CARSON CITY, NV—Rebekah Charleston, a former prostitute turned "anti-trafficking activist" who now lives in Texas, has filed a lawsuit in federal court in Nevada seeking to have the state's legal brothels declared "unconstitutional." It also seeks an injunction to have the state criminalize the practice of prostitution in the nine counties where it is already legal, and to have the state create a $2 million fund to help sex workers transition out of that industry.
The suit names, as defendants, the state itself, the entire state legislature, and Nevada Gov. Steve Sisolak.
Notably, there is nothing in either the U.S. Constitution, whose Tenth Amendment states, "The powers not delegated to the United States by the Constitution, nor prohibited by it to the States, are reserved to the States respectively, or to the people," nor in the Constitution of the State of Nevada which has anything to say about the practice of prostitution, though seven counties have passed local ordinances outlawing the brothel industry there.
In the suit, the text of which was not available in readable form on PACER, Charleston reportedly claims to have been sexually trafficked for 10 years by two pimps, and that for a one- or two-month period somewhere within that time frame—she guessed it may have been in 2004 or 2005—one of her pimps required her to work at the Moonlite Bunny Ranch and the Love Ranch North, both in Lyon County and both owned by the late Dennis Hof.
Charleston also reportedly claims that "while prostitution may be legal under state law, it encourages the illegal transportation of sex slaves to Nevada in violation of the Mann Act."
According to an article in the conservative Las Vegas Review-Journal, "Her suit alleges that her pimp sent her to the brothels as a 'form of punishment' and that she was 'not permitted to turn down a sex buyer.'" (How the pimp would know whether she turned down a customer was not revealed, though the only people who would have been present at the brothel during working hours would have been brothel employees, prostitutes and customers.)
Moreover, between 2002 and 2009, cable channel HBO was intermittently on the Bunny Ranch premises filming for the series Cathouse, and if any of that filming overlapped Charleston's presence at the brothel, she could have reached out to that film crew as well.
Of course, before being allowed to practice the profession of prostitution in Nevada, those who wish to work in a brothel are required to submit an application to the state and go through a background check for possible criminal records in Nevada or elsewhere.
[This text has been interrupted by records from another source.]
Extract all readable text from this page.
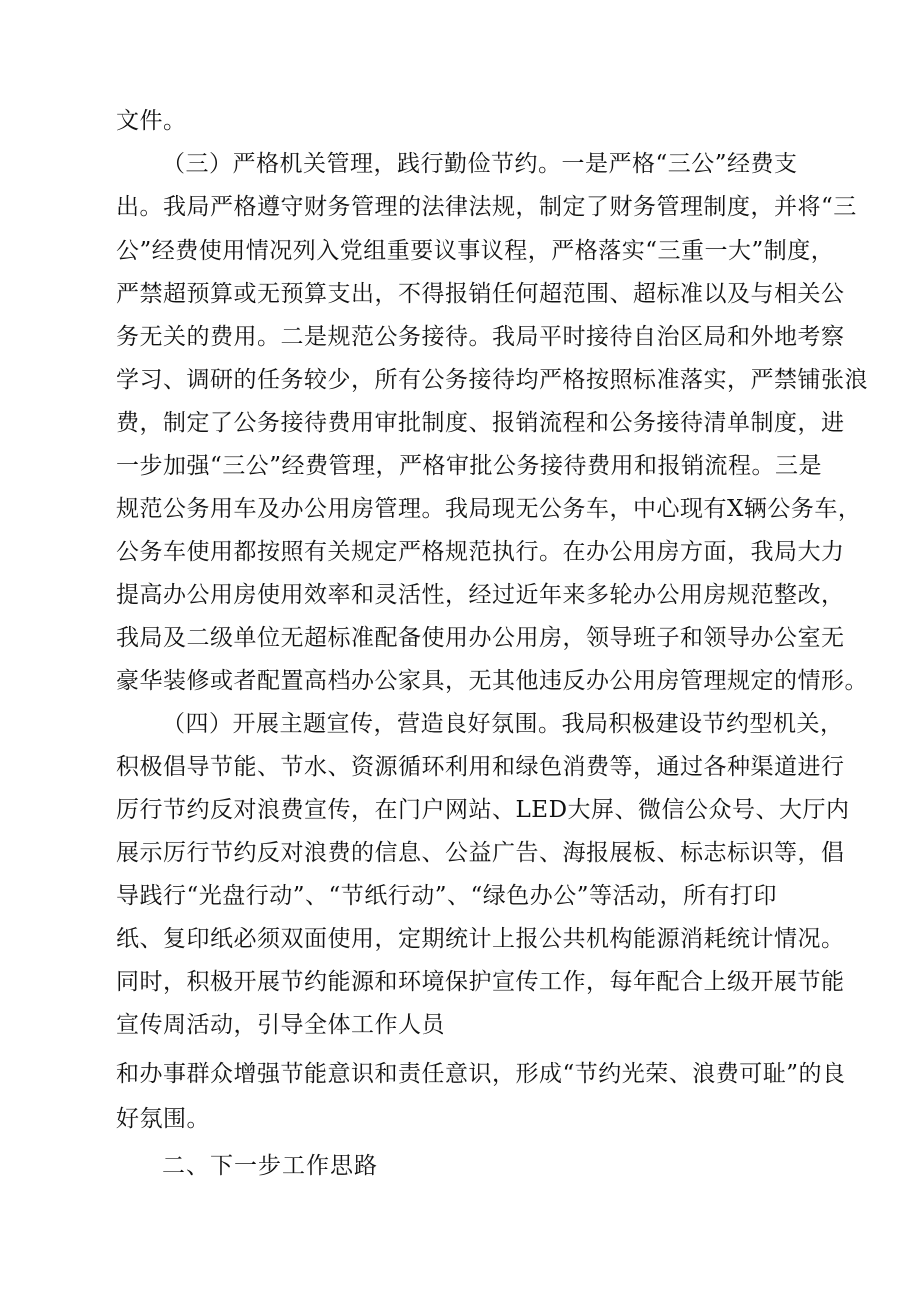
文件。
（三）严格机关管理，践行勤俭节约。一是严格“三公”经费支
出。我局严格遵守财务管理的法律法规，制定了财务管理制度，并将“三
公”经费使用情况列入党组重要议事议程，严格落实“三重一大”制度，
严禁超预算或无预算支出，不得报销任何超范围、超标准以及与相关公
务无关的费用。二是规范公务接待。我局平时接待自治区局和外地考察
学习、调研的任务较少，所有公务接待均严格按照标准落实，严禁铺张浪
费，制定了公务接待费用审批制度、报销流程和公务接待清单制度，进
一步加强“三公”经费管理，严格审批公务接待费用和报销流程。三是
规范公务用车及办公用房管理。我局现无公务车，中心现有X辆公务车，
公务车使用都按照有关规定严格规范执行。在办公用房方面，我局大力
提高办公用房使用效率和灵活性，经过近年来多轮办公用房规范整改，
我局及二级单位无超标准配备使用办公用房，领导班子和领导办公室无
豪华装修或者配置高档办公家具，无其他违反办公用房管理规定的情形。
（四）开展主题宣传，营造良好氛围。我局积极建设节约型机关，
积极倡导节能、节水、资源循环利用和绿色消费等，通过各种渠道进行
厉行节约反对浪费宣传，在门户网站、LED大屏、微信公众号、大厅内
展示厉行节约反对浪费的信息、公益广告、海报展板、标志标识等，倡
导践行“光盘行动”、“节纸行动”、“绿色办公”等活动，所有打印
纸、复印纸必须双面使用，定期统计上报公共机构能源消耗统计情况。
同时，积极开展节约能源和环境保护宣传工作，每年配合上级开展节能
宣传周活动，引导全体工作人员
和办事群众增强节能意识和责任意识，形成“节约光荣、浪费可耻”的良
好氛围。
二、下一步工作思路
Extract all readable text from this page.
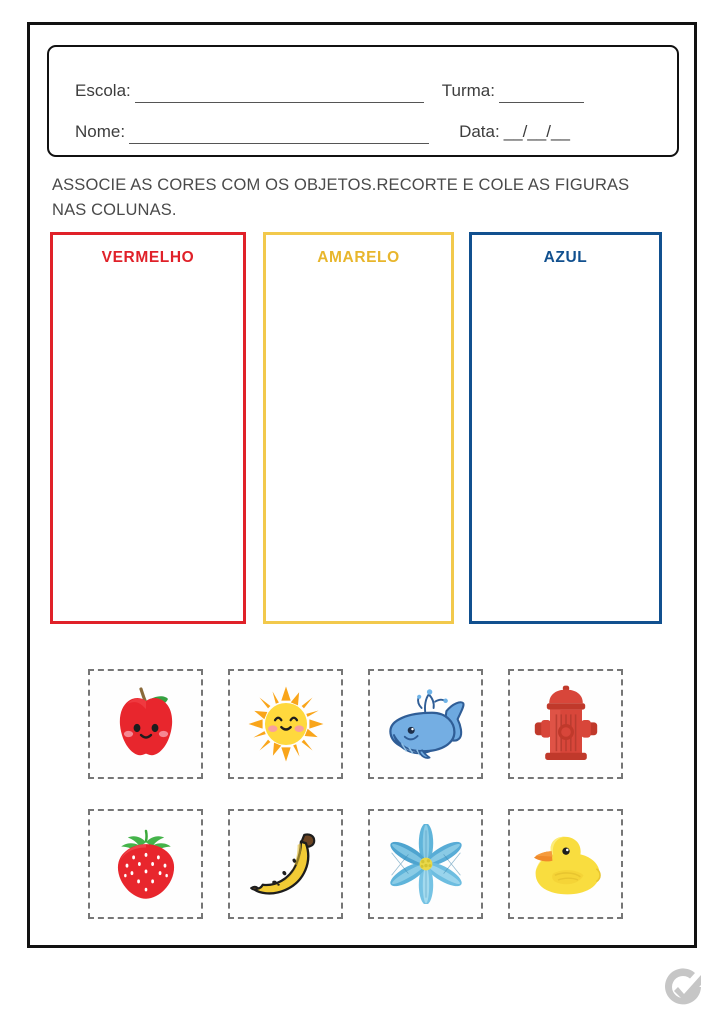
Escola:	Turma:
Nome:	Data: __/__/__
ASSOCIE AS CORES COM OS OBJETOS.RECORTE E COLE AS FIGURAS NAS COLUNAS.
VERMELHO	AMARELO	AZUL
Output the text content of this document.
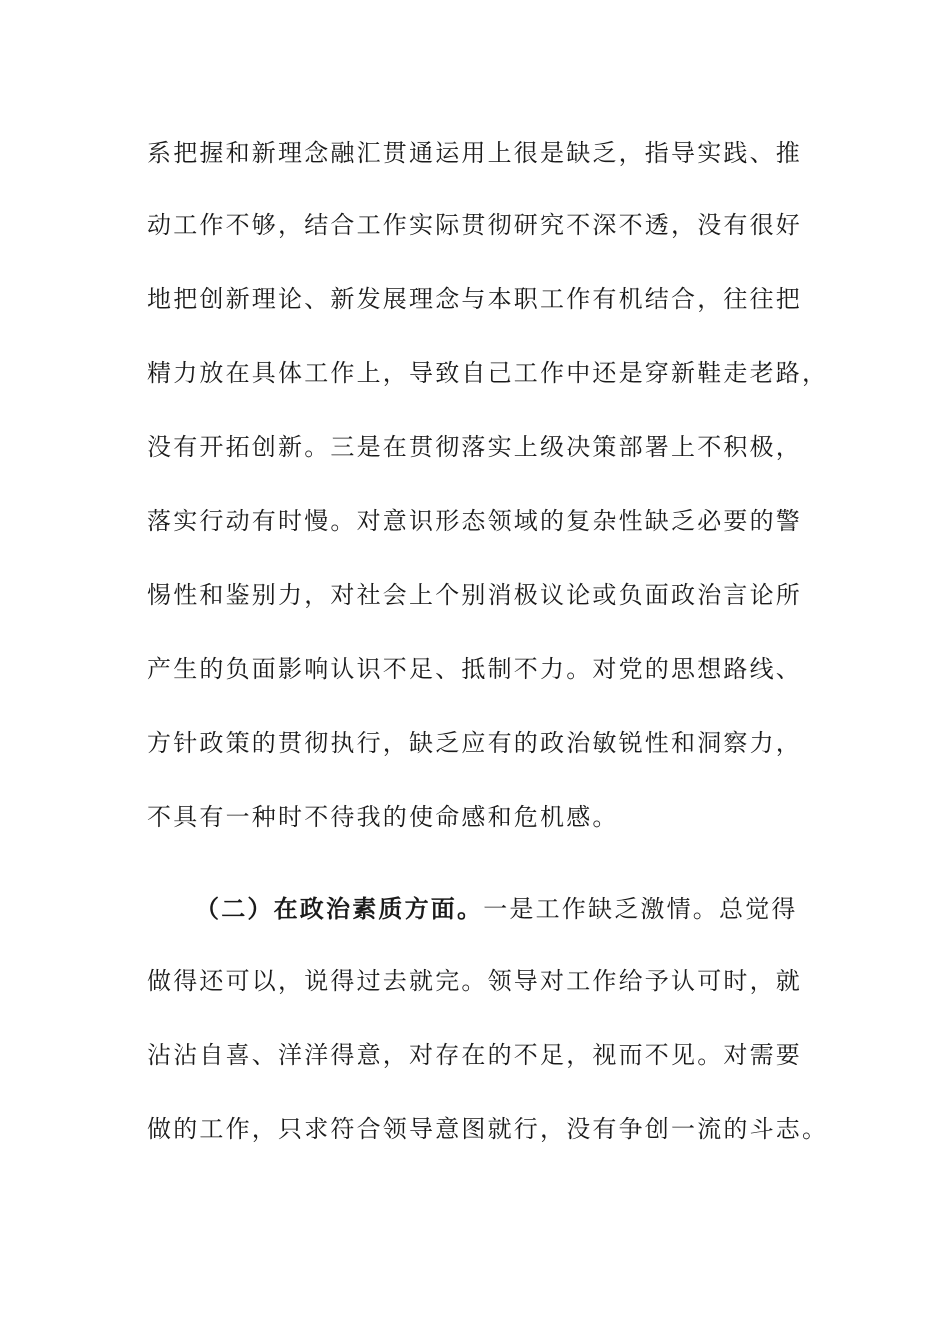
系把握和新理念融汇贯通运用上很是缺乏，指导实践、推
动工作不够，结合工作实际贯彻研究不深不透，没有很好
地把创新理论、新发展理念与本职工作有机结合，往往把
精力放在具体工作上，导致自己工作中还是穿新鞋走老路，
没有开拓创新。三是在贯彻落实上级决策部署上不积极，
落实行动有时慢。对意识形态领域的复杂性缺乏必要的警
惕性和鉴别力，对社会上个别消极议论或负面政治言论所
产生的负面影响认识不足、抵制不力。对党的思想路线、
方针政策的贯彻执行，缺乏应有的政治敏锐性和洞察力，
不具有一种时不待我的使命感和危机感。
（二）在政治素质方面。一是工作缺乏激情。总觉得
做得还可以，说得过去就完。领导对工作给予认可时，就
沾沾自喜、洋洋得意，对存在的不足，视而不见。对需要
做的工作，只求符合领导意图就行，没有争创一流的斗志。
At any point in this process, Charleston could have informed a state official that she was being forced to perform sex acts for money, but Charleston never did so.
"Every single worker at the Mustang Ranch is required to undergo an FBI fingerprint and criminal database background check every single year," Mustang Ranch owner Lance Gilman told Reno's KOLO-TV. "In over 4,000 work card applications filed over the last 20 years by working professionals and employees at the Mustang, not one has turned up to be a victim of trafficking."
Furthermore, Hof was well-known to have been very careful in his hiring practices, and anyone he suspected of not working at his brothels voluntarily would have been asked to leave.
Interestingly, Charleston's attorney for the lawsuit is Jason Guinasso, one of two Lyon County officials who worked to get an anti-brothel initiative on the ballot. That initiative was soundly defeated, 80 percent to 20 percent, in the 2018 election.